Aslında bu tarihî güne tanıklık etmeyi istememe rağmen kalabalıktan ve mâlum salgın hastalık nedeniyle katılmayacaktım. Ancak Cuma sabahı, gönüldaşım İbrahim Tatlı aradı, “Abi ben Yenikapı’da metrodan indim, Ayasofya’ya ulaşmaya çalışıyorum, Çemberlitaş tarafında seccademi serecek bir yer arıyorum.” dedi. Ben de cevaben, “Şimdi yola çıksam, vapurla karşıya geçsem nasıl olur?” dedim. Tatlı, “Eminönü’nde bir yerde kılarsınız herhalde!” diye cevap verdi. Yola koyuldum, yolda da benim gibi niyetlenen tanıdıklarla karşılaştım. Dört arkadaş Ayasofya’ya doğru yürümeye başladık. Gülhane parkına yaklaşmışken, cemaatin yollara oturduğunu gördük, biz de cemaatin arkasına, asfaltın üzerine seccademizi serip Allah’a şükretmeye başladık. Karşımda Gülhane parkının Osmanlı’dan kalma surları, önümde, arkamda, sağımda, solumda ilahî neşe ile dolan müminler, dillerde tekbir, seccadelerimizin üstünde bekliyoruz. Öğlen sıcağı ve güneş tepemizde. Güneşten bunaldığım bir an, arkadaşlardan Murat beni duvar dibinde bir gölgeye davet ediyor. Ancak Ayasofya tarihi bir gününü yaşıyor ve Cuma namazı da uzuyor. Biz, merkezle birlikte hareket etmek için sabırla bekliyoruz. Önümüzden namazı bir şekilde kılıp geri dönenler geçiyor ancak biz Ayasofya-i Kebîr Cami-i Şerifi ile telefon bağlantısı kurmuşuz, onlara tâbi olmakta ısrarcıyız. Ve öylede oluyor, bir saat gecikmeli de olsa onlarla beraber namazı kılıyoruz. Merkezdeki namaz görüntülerini telefondan takip eden arkadaşların tekbirlerle yönlendirmesiyle bu ibadetimizi yerine getiriyoruz. Mânâsı büyük bir günü yaşıyoruz.

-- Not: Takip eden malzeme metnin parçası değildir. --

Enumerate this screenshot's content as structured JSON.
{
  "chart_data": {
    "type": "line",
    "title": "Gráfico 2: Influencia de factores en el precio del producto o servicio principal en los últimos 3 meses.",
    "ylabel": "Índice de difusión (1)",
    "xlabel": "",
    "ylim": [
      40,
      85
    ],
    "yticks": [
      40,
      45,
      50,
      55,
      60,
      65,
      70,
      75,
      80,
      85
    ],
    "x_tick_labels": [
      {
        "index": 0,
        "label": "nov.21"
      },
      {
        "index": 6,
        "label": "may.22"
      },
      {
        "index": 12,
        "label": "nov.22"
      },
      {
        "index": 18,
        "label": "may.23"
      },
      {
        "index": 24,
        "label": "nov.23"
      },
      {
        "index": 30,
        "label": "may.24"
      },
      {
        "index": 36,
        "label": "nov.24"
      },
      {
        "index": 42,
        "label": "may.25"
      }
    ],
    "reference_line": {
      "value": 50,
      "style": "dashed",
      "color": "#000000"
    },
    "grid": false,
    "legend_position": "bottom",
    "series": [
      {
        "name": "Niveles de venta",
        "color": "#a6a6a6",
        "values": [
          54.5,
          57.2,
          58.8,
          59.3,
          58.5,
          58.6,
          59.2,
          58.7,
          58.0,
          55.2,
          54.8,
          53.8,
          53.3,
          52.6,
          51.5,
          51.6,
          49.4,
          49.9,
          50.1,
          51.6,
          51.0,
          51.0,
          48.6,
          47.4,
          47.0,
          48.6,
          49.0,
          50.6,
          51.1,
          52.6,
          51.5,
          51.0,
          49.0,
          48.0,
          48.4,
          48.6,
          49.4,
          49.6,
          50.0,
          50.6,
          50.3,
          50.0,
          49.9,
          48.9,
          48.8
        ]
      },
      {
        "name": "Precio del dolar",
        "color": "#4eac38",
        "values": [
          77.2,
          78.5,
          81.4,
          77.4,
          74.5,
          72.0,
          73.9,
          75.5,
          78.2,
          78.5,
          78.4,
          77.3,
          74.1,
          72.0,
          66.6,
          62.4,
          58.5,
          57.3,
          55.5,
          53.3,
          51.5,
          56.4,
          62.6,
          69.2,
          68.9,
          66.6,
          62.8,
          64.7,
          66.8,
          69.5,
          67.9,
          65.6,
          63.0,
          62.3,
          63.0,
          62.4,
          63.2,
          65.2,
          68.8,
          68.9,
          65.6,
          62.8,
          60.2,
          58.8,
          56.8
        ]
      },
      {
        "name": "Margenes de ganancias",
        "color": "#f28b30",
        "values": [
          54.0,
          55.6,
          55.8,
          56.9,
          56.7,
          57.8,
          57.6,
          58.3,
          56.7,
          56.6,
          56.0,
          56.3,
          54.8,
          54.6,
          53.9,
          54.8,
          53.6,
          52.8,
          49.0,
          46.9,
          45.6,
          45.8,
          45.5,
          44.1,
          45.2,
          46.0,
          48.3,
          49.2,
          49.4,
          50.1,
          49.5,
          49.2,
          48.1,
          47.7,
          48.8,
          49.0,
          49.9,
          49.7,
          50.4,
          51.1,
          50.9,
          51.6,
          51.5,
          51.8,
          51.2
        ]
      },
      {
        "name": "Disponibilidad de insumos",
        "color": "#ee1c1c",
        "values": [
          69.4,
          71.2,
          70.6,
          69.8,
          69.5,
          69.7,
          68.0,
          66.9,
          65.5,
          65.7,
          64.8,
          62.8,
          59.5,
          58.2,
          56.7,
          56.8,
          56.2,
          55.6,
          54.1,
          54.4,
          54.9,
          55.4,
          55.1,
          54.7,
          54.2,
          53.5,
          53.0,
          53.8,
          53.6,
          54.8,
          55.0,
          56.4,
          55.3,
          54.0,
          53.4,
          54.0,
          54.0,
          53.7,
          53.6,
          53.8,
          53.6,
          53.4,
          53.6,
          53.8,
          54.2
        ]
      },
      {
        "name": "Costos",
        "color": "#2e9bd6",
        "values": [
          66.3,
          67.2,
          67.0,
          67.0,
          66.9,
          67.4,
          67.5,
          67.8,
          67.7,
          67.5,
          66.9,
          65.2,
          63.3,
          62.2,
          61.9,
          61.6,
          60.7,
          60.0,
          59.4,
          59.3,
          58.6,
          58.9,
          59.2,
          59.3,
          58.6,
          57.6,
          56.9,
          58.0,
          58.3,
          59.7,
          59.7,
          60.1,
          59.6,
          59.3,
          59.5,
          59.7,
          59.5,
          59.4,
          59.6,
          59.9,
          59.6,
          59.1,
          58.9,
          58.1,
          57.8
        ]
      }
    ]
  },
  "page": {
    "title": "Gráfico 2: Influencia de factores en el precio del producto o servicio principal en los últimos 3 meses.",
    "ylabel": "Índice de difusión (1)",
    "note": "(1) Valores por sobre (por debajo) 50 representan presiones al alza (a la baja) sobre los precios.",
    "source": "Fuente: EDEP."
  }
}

Ayasofya’da ilk Cuma namazında secdeye varırken heyecanlanıyorum, Ayasofya’da bir asıra yaklaşan bir zamandan sonra ilk defa Allah’a karşı secdeye vardığımız aklıma geliyor. Ayasofya’da Allah’a yapılan bu ilk secde ne kadar mânâlı!.. Allah Resulü’nün, “İstanbul mutlaka fethedilecektir. Onu fetheden kumandan ne güzel kumandan; o ordu ne güzel ordudur!..” müjdesine nail olan Fatih’in ve fethin sembolü Ayasofya, Cumhuriyet rejimi ile laiklik-batıcılık prangasına mahkûm olup bugün özgürlüğüne kavuşmuş olması hakikaten yeniden fetih gibi. Âdeta 1453 fetih coşkusuna iştirak eder gibi olduk. Arada 5,5 asır olsa bile ruhları bir olanlar birleşirler.